Dharma ponderou por um momento.
— Infelizmente, você está sendo um incômodo maior que a Sacerdotisa. — Seu tom calmo e quase melancólico fisgou a atenção de Jax. — Para tornar o efeito de minha Maldição contagioso e de modo que permaneça no corpo da vítima a longo prazo, tive que quebrar o efeito instantâneo e decretar que aqueles que possuem A Vontade são imunes.
Ele entrelaçou os dedos, formando um selo de mão budista. Dharmachakra Mudra. Ambas as mãos estavam na altura do peito. O polegar e o indicador estavam unidos.

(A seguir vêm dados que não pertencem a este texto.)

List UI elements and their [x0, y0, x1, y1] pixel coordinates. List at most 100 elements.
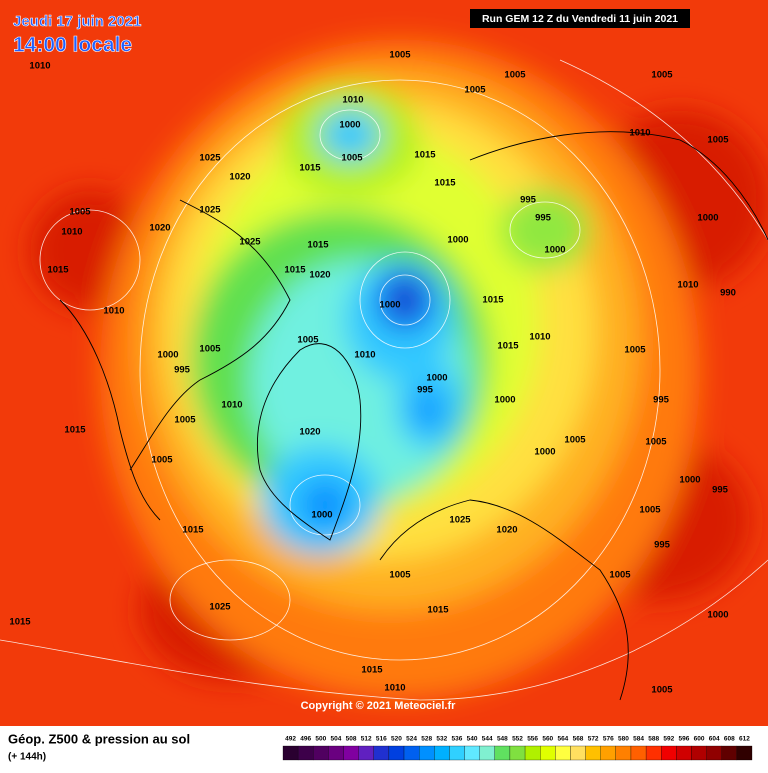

Jax arregalou os olhos, seu corpo recuou um passo instintivamente! Dharma quebrou as condições impostas à sua Maldição! No entanto… Ao invés das células dentro dos corações e cérebros das pessoas infectadas desaparecerem, elas colapsaram, e se tornaram cânceres malignos, grandes como um punho. Portanto, a morte foi instantânea. E esses cânceres murcharam e ficaram tão secos quanto uma palha.
678 idosos.
2789 mulheres.
1233 mulheres grávidas.
918 crianças.
654 jovens.
1097 homens.
Não houve hesitação, pena, medo ou qualquer desconforto. Ao total, foram mais de 7369 mortos. Todos morreram na mesma noite, hora, minuto e segundo.
Dharma agachou-se e tocou na muda de acácia. A mesma cresceu e expandiu-se numa forma grotesca. Tornando-se tão grande quanto um baobá. Seus troncos eram torcidos e grotescos, e suas folhas eram secas e cobertas por mofo.
— Você morre aqui — Dharma disse, mas de forma como se estivesse se despedindo dele.
Os olhos de Jax Bennett sangraram, seus glóbulos oculares foram tomados por um carmesim obscuro. Seu corpo paralisou pelo choque de receber uma chuva invisível de células cancerígenas.